Lightfoot’s voice was weak, the result of a near-fatal affliction a few years back but no one in the packed audience cared. When his band arrived onstage I was like a little kid. “There’s Terry Clements . . . and Rick Haynes!” The names on the album credits just rolled off my tongue like someone calling out sports’ figures. These two defined Lightfoot’s sound and I used to spend hours trying to copy Clements’ guitar licks. When Lightfoot appeared the place went nuts. The frail singer, now in his late 60’s, thanked the crowd and then went to work.

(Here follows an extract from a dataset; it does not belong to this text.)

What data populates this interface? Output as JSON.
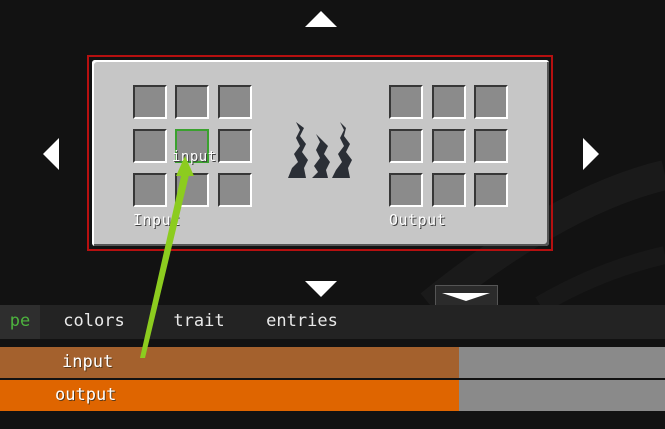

My choice to buy a beat-up Gibson 12-string guitar and have it rebuilt was because Lightfoot had one. I even had the color changed to a red sun burst. But Lightfoot’s real talent, alongside his writing, was his command of his Martin 6-string. In a concert in 1977 I was up close enough to finally see how he played the syncopated guitar in Don Quixote and grinned widely as I went home and practiced it for hours.

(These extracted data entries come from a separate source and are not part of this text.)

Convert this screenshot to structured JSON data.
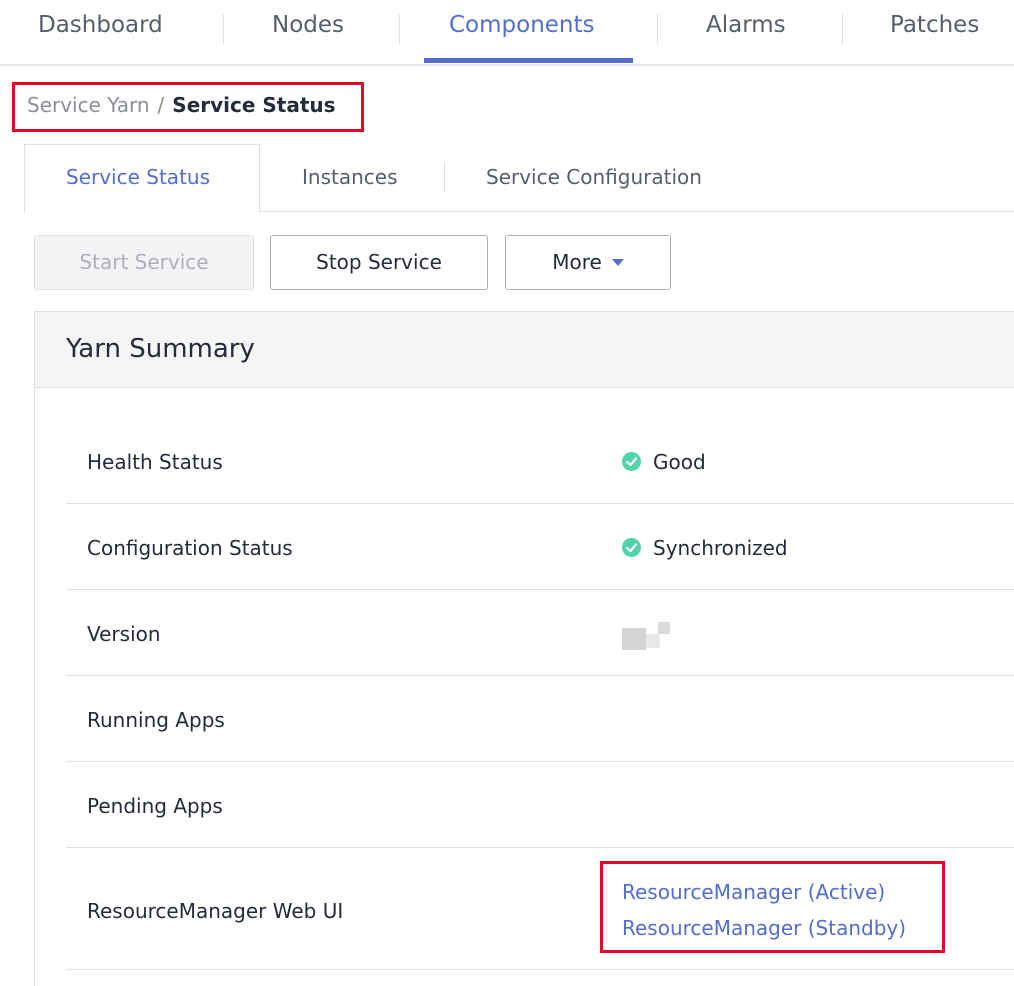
{
  "topnav": {
    "tabs": [
      {
        "label": "Dashboard"
      },
      {
        "label": "Nodes"
      },
      {
        "label": "Components"
      },
      {
        "label": "Alarms"
      },
      {
        "label": "Patches"
      }
    ],
    "active_tab": "Components"
  },
  "breadcrumb": {
    "parent": "Service Yarn",
    "separator": "/",
    "current": "Service Status"
  },
  "subtabs": [
    {
      "label": "Service Status"
    },
    {
      "label": "Instances"
    },
    {
      "label": "Service Configuration"
    }
  ],
  "actions": {
    "start_label": "Start Service",
    "stop_label": "Stop Service",
    "more_label": "More"
  },
  "summary": {
    "title": "Yarn Summary",
    "rows": [
      {
        "label": "Health Status",
        "value": "Good",
        "icon": "check-circle-icon"
      },
      {
        "label": "Configuration Status",
        "value": "Synchronized",
        "icon": "check-circle-icon"
      },
      {
        "label": "Version",
        "value": ""
      },
      {
        "label": "Running Apps",
        "value": ""
      },
      {
        "label": "Pending Apps",
        "value": ""
      },
      {
        "label": "ResourceManager Web UI",
        "links": [
          "ResourceManager (Active)",
          "ResourceManager (Standby)"
        ]
      }
    ]
  },
  "colors": {
    "accent": "#526ecc",
    "success": "#50d4ab",
    "highlight": "#e60a28"
  }
}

As I explained to my wife and kids I grew up listening to the Beatles and Lightfoot. Knowing he might be type-cast forever as a Canadian folkie he broke with protocol, went down to Nashville and recorded the album Sit Down Young Stranger, featuring a song by a guy who used to clean up in studio named Kris Kristopherson. Before he released Me and Bobby McGee, Janis Joplin had it out and the rest is history. So Lightfoot released another single on the album instead, If You Can Read My Mind, and that put him into the charts.

All through the ’70’s and into the early ’80’s he read the music industry well and remained a staple in the record stores. And although he may never come this way again the few times I saw him, including the first, was like welcoming an old friend into your living room.